Safety of Blood Pool Contrast Agent Administration in Children and Young Adults

Rigsby, C. K.; Popescu, A. R.; Nelson, P.; Orr, R. J.; Boylan, E. E.; Schoeneman, S.; deFreitas, R. A.

AJR Am J Roentgenol. 2015 Oct 27; 205(5):1114-20


OBJECTIVE: The objective of our study was to determine the adverse reaction rate associated with the administration of blood pool contrast material in children and young adults. MATERIALS AND METHODS: A review of the MRI and pharmacy databases identified all patients who received gadofosveset trisodium from October 1, 2011, to June 30, 2014. Patients were classified as having been anesthetized or not anesthetized for the MRI examinations. A review of the electronic medical records identified adverse reactions recorded within 24 hours of contrast administration. The adverse reactions were graded as mild, moderate, or severe. Risk ratios were calculated between the adverse reaction rate experienced by anesthetized patients and that experience by nonanesthetized patients. RESULTS: During the study period, 626 patients (mean age, 11.7 years) received 711 doses of gadofosveset trisodium; 137 adverse reactions were recorded, which yields a 19.3% (137/711) adverse reaction rate. There were 115 adverse reactions experienced by 367 anesthetized patients (31.3%): 93.0% (107/115) were mild and 7.0% (8/115) were moderate. The remaining 22 adverse reactions were experienced by 344 (6.4%) nonanesthetized patients, and 90.9% (20/22) were mild. Three nonanesthetized patients had allergiclike reactions; of these allergiclike reactions, one was mild and two were severe for a severe allergiclike reaction rate of 0.28% (2/711). Severe allergiclike reactions were treated without any adverse outcomes.
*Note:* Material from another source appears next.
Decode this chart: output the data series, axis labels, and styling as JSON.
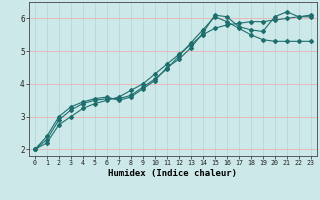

Anesthetized patients were 5.7 times more likely to experience an adverse event than nonanesthetized patients; most reactions in anesthetized patients were seen after the administration of anesthesia alone. CONCLUSION: Most reactions after gadofosveset trisodium administration in children and young adults are mild; however, severe allergiclike reactions occur, so policies must be in place to treat patients with adverse reactions when using this contrast agent. These data may be useful to centers considering administering gadofosveset trisodium to pediatric patients.